En mí opinión, deberíamos primero entender que estamos viviendo una etapa política de ampliación de derechos democráticos. Es decir, de seguir incluyendo a la mayor cantidad de habitantes en el universo de ciudadanos, otorgándoles derechos cívicos a sectores sociales que hasta ahora no los tenían. Y es en ese marco que se debe buscar la motivación que tiene el proyecto que tenemos sobre nuestras bancas. El inconsistente argumento de algunas voces de la oposición, que pretende encontrar en la especulación electoral la verdadera motivación del proyecto, se derrumba con un dato: en caso de sumarse a todos los jóvenes de entre 16 y 18 años al padrón electoral, este solo aumentaría aproximadamente el 3%.
La discusión acerca de si los jóvenes de entre 16 y 18 años de edad están capacitados para votar, me parece ociosa. La propia evolución antropológica se encarga de resolver esa discusión. A no ser que alguien se atreva a sostener seriamente que hace un siglo, cuando se sancionó la “Ley Sáenz Peña”, aquel joven de 18 años estaba más capacitado que el joven de 16 años de hoy.
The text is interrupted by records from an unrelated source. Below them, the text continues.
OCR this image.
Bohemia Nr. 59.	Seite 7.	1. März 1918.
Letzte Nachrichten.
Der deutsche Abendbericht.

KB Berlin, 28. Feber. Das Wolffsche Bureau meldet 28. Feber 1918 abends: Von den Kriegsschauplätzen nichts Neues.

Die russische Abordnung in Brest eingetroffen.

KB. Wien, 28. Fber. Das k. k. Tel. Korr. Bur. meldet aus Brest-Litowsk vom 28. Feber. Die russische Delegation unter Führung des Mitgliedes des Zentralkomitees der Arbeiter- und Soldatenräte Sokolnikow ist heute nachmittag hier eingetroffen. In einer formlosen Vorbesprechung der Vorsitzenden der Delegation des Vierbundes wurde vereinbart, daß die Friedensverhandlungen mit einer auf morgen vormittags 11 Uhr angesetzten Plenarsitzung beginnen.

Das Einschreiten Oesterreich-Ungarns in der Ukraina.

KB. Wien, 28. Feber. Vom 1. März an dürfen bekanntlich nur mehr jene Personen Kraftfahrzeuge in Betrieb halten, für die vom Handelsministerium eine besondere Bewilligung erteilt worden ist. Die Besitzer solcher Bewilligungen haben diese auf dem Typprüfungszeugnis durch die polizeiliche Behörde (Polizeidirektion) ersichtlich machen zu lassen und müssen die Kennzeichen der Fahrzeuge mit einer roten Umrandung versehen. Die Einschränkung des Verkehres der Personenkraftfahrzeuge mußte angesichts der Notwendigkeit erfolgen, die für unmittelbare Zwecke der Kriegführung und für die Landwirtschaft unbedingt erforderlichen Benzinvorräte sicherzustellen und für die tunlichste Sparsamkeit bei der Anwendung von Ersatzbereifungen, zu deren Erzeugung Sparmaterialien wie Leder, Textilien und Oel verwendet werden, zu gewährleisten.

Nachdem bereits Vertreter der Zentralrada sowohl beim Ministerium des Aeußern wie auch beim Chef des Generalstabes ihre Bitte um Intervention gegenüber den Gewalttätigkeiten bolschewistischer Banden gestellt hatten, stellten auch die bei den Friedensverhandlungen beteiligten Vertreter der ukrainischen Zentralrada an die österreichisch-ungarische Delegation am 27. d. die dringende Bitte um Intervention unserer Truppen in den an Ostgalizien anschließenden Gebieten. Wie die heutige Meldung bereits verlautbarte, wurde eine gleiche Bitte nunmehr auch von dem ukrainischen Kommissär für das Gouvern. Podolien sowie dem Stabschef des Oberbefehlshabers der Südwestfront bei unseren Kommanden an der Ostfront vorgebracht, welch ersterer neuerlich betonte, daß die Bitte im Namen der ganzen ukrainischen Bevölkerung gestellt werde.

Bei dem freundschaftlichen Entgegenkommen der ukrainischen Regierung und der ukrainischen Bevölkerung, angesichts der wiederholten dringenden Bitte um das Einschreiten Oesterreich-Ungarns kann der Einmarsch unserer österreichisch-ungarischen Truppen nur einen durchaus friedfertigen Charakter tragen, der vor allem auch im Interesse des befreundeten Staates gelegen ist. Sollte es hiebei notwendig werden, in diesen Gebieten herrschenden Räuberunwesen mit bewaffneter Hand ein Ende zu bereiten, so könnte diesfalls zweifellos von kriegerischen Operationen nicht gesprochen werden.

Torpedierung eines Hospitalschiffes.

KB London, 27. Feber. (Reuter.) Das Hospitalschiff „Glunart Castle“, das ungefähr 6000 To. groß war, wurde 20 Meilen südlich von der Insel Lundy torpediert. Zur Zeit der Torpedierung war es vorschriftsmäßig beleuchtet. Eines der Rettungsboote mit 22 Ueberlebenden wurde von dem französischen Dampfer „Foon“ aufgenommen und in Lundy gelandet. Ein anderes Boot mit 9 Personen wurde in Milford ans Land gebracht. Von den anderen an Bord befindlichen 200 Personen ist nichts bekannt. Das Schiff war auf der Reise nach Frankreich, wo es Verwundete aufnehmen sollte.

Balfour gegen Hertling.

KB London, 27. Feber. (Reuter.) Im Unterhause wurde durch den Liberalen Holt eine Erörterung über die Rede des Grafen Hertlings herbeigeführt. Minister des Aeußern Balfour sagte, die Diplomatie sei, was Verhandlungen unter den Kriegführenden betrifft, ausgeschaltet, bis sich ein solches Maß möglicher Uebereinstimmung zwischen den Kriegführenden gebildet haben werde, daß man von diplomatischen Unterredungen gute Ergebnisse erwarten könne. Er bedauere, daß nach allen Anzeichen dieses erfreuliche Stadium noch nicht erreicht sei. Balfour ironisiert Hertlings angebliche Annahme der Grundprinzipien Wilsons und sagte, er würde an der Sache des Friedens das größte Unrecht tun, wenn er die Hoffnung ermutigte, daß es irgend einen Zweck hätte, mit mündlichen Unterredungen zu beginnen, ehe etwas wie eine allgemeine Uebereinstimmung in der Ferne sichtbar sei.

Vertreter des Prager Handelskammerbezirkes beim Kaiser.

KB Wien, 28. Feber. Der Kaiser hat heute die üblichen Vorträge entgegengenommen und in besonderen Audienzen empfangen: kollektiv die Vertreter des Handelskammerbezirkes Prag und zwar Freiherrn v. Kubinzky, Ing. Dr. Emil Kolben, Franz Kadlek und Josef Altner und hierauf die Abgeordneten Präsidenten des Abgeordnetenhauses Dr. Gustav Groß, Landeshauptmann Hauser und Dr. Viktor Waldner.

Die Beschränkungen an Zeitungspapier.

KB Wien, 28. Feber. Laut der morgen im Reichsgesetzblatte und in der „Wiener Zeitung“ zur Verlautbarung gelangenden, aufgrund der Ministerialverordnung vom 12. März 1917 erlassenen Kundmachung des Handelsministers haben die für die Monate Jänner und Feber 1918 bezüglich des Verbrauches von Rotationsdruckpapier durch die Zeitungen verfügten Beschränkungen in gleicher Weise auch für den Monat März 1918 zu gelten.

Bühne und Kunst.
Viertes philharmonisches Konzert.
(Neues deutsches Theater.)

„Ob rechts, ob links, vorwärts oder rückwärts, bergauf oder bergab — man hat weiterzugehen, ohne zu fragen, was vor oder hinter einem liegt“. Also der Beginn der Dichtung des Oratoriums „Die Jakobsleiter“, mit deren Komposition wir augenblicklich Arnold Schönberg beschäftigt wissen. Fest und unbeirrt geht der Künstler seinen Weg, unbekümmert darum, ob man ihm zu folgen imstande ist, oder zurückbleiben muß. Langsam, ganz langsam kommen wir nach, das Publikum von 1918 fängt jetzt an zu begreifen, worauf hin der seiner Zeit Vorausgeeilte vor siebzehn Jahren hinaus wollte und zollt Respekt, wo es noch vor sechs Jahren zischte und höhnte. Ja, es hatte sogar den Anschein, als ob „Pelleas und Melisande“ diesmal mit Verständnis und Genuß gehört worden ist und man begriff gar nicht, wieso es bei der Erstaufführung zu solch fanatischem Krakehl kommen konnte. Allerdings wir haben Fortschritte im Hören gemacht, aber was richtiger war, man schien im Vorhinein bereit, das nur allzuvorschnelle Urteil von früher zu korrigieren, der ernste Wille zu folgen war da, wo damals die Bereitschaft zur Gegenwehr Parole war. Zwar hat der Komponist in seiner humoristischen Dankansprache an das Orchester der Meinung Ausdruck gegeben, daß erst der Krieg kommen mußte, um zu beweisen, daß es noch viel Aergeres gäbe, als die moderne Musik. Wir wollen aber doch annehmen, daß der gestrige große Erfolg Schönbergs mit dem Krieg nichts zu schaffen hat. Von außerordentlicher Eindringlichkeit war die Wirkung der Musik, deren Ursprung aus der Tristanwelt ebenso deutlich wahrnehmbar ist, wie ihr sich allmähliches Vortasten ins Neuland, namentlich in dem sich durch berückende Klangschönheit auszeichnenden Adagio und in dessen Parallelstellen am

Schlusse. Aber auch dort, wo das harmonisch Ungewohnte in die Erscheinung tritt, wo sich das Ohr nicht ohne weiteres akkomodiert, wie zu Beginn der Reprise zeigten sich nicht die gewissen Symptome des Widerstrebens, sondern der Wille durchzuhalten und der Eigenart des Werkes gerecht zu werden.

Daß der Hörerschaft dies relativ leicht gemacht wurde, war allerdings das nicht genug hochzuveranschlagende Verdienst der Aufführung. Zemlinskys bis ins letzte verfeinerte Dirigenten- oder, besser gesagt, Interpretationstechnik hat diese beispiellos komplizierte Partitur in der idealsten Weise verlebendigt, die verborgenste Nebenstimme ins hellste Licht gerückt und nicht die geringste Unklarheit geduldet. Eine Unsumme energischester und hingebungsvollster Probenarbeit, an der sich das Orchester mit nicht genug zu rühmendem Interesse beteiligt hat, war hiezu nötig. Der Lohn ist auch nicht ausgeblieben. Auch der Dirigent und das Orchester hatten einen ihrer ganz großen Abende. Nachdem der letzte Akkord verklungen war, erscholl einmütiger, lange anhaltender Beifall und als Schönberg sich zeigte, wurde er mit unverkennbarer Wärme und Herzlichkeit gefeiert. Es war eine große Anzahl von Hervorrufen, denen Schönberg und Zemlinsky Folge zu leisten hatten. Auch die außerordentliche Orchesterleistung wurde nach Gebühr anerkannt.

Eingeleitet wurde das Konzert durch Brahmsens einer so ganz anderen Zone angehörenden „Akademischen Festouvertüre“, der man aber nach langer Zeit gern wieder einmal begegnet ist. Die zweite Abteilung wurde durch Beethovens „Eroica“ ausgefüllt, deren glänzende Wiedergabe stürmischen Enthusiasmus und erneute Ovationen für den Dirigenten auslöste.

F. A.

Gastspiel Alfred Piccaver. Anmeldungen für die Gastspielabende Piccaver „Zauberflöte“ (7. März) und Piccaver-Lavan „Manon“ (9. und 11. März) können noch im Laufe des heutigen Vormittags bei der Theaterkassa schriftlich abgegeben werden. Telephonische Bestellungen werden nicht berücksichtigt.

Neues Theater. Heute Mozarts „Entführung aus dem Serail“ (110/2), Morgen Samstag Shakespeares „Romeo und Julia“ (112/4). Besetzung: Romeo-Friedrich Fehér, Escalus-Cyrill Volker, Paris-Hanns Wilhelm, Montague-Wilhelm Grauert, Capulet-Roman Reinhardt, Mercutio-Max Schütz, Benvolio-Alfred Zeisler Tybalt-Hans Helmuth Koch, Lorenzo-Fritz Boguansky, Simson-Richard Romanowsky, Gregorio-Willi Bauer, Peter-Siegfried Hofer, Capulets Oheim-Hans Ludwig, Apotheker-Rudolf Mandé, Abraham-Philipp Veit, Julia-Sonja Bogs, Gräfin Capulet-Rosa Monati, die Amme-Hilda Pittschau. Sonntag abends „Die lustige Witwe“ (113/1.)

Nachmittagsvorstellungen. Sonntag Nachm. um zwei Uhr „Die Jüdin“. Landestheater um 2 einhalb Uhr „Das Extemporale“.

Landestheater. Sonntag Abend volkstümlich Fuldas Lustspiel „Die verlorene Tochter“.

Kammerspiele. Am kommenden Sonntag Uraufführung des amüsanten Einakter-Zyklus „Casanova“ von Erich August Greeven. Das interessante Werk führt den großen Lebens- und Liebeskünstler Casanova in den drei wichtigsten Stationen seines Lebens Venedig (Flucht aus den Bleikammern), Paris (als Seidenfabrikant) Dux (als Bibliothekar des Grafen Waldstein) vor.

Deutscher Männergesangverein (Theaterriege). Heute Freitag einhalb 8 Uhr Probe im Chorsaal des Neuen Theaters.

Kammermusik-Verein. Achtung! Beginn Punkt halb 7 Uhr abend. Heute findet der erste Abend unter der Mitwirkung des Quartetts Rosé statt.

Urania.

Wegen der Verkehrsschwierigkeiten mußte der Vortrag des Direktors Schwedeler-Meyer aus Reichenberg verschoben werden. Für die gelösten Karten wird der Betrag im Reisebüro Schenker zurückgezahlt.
Este debate se ha repetido a lo largo de nuestra historia, cada vez que un nuevo actor social fue incorporado a nuestra vida política. Los ejemplos no los doy, porque ya todos los conocen. La tensión se produce entre quienes pretenden monopolizar derechos cívicos, y aquellos que tratamos de que cada vez sean más los sectores de la sociedad que le den más sustento a nuestra democracia.
Convengamos que el de los jóvenes constituye un tema muy sensible, ya que ellos cargan con una fuerte estigmatización social, y si son pobres, peor. Pero como bien dice el proyecto que tratamos, comparten y piensan un modelo de nación, de estado, de economía, y muestran un fuerte interés por cambiar las cosas más inmediatas que los afectan. Por eso me parece positivo que en esta oportunidad, en vez de hostigarlos, les demos el derecho de expresarse electoralmente.
Estoy convencido de que darles la posibilidad de votar a los jóvenes desde los 16 años significaría incorporar a la vida política a uno de los sectores más dinámicos de la sociedad.
Significaría renovación, aumento de intensidad y oxígeno para nuestra democracia. Y nuestra democracia, no debe renunciar a esos beneficios.